Tuesday, 5 December 2017

Select Committee on Education and Skills

Estimates for Public Services 2017
Vote 26 - Education and Skills (Supplementary)

4:00 pm

Photo of Richard BrutonRichard Bruton (Dublin Bay North, Fine Gael) | Oireachtas source

First, on teachers' pay, I was in a position to negotiate on the restoration of teachers' pay and we succeeded in restoring 75% of the gap. We have also reached a point where the scales at higher levels are now identical. Substantial progress has been made before the more recent agreement.

Under the most recent agreement, a settlement of €900 million to be paid over the next three years was negotiated with the trade unions. As the committee will be aware, that did not include provision for new entrants. This was provision to provide increases across the board.

However, a process was established to look at the issue of new entrants' pay. It is, as the Deputy states, a bigger concern for teachers' unions than for many of the other unions. That process has started and there is full engagement by all of the teachers' unions in it. While the provision of the €900 million did not make any particular provision for new entrant pay, there is a process in negotiation.
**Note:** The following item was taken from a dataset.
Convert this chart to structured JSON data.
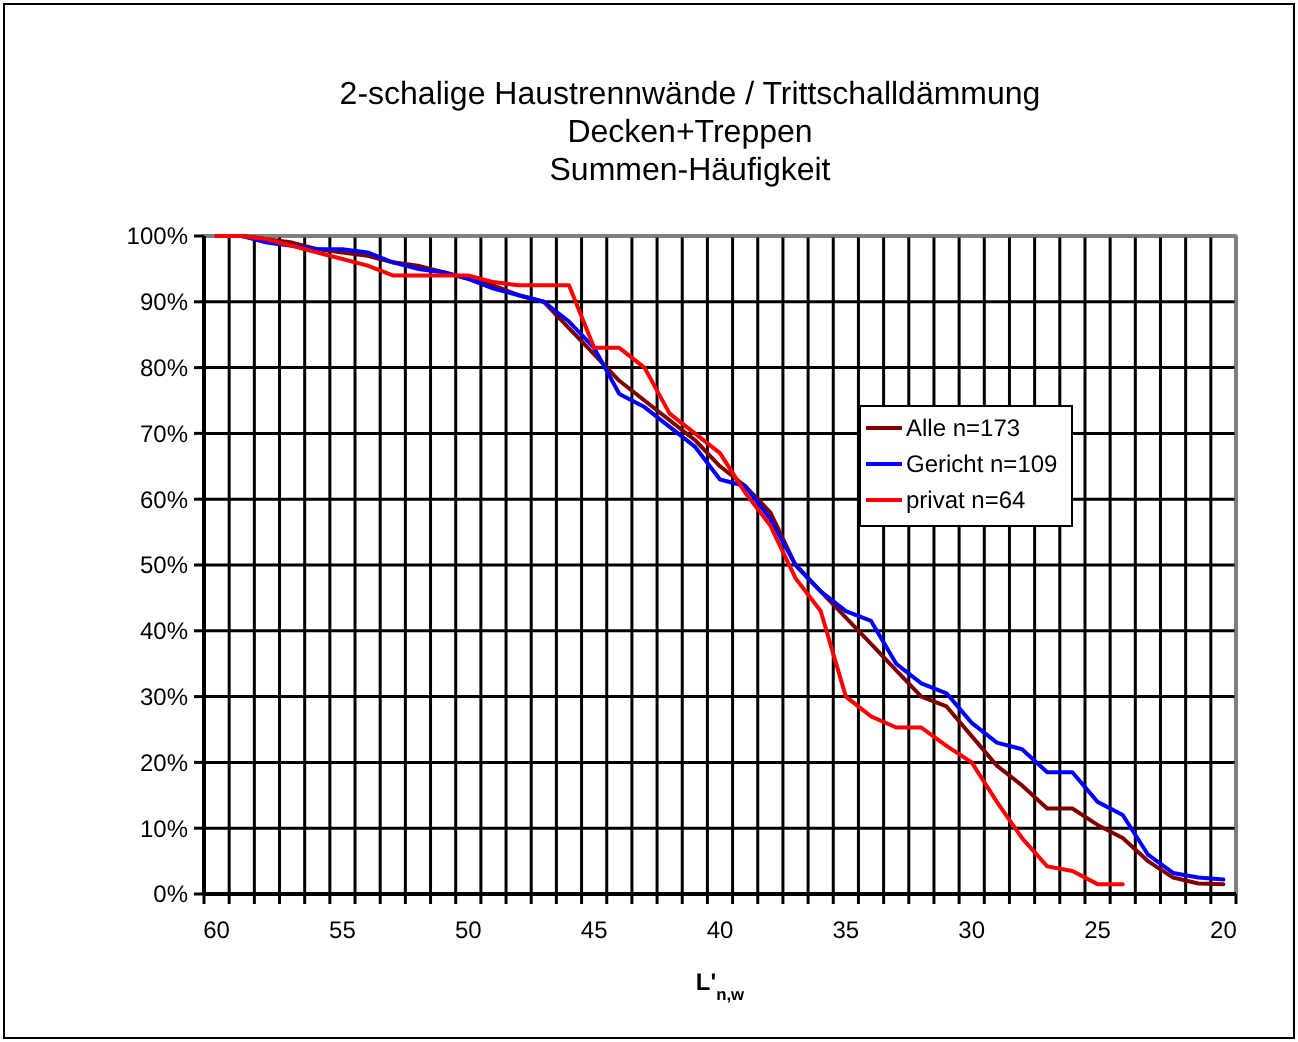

Obviously, the Minister for Public Expenditure and Reform is dealing with those negotiations because the new entrant pay issue applies not only to teachers but right across the public service. It is not only a question of one Minister or one sector getting some deal. It has to be negotiated in a way that applies to everyone.
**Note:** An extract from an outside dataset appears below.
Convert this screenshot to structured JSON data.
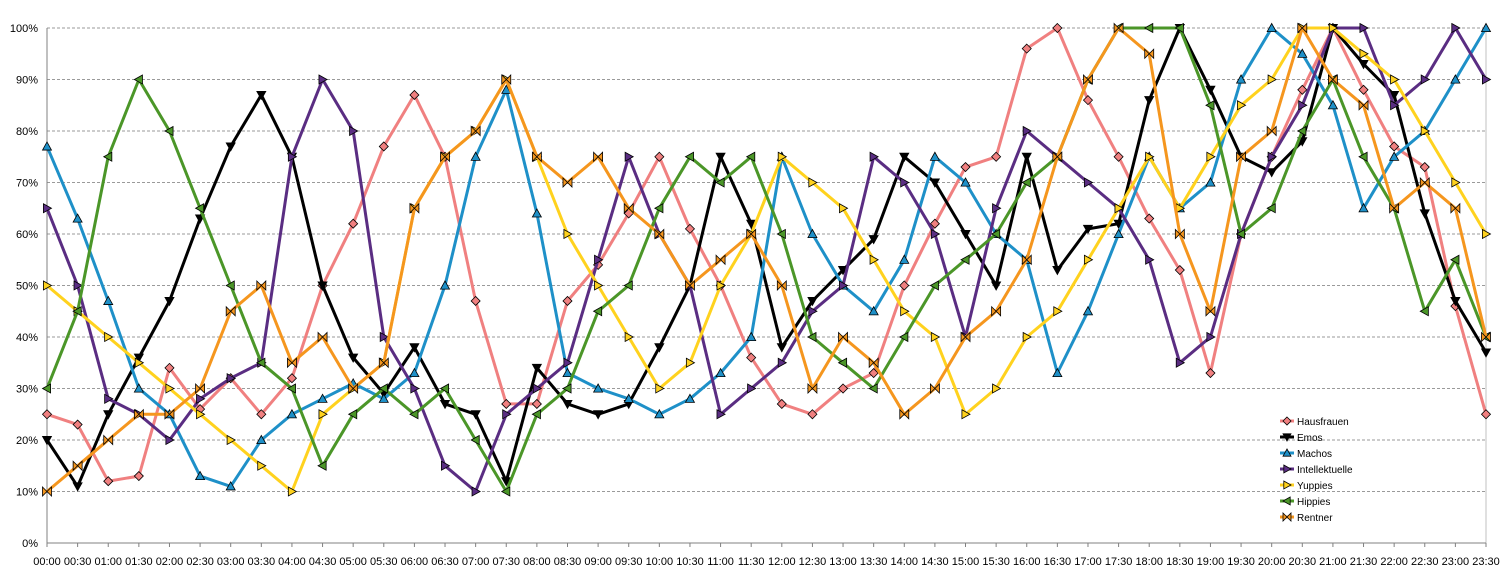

On the issue of retirement, there has been a pattern for many years of teachers retiring before the mandatory age of 65. This is not new. Some 90% retire before their mandatory retirement age. The pension scheme had been a feature. There is a pension scheme where in early retirement there is not an actuarial reduction in the pension one draws and there are attractions in taking early retirement for some teachers.

This is not new. There is no unusual outflow. There were 1,114 last year and 1,168 this year. Last year was higher, with the previous year being in or around 1,000. The previous again was back up to 1,100. It is a pretty steady pattern of around 1,100 over a number of years. That is the pattern. We do have to get better agreement between ourselves and the Department of Public Expenditure and Reform on the forecasting model. There is not a consensus on the forecasting model but work will be done to try to achieve that.

On the issue of SNAs, we have recruited about 1,000 in the each of the last years. We have committed in the recent budget to recruit again around those numbers. The difference this year is that, unlike previous years, we have provided for it in this year's Estimates for 2018. As Deputy O'Sullivan will be aware, in previous years Ministers came to Cabinet in June looking for sanction for a newly assessed need. It was not in the previous year's Estimates. Now it is in the Estimates. The advantage is we will be able to signal the allocation earlier in the year because we will not be waiting for Cabinet approval. It will be better for schools to be able to plan in advance with this new approach.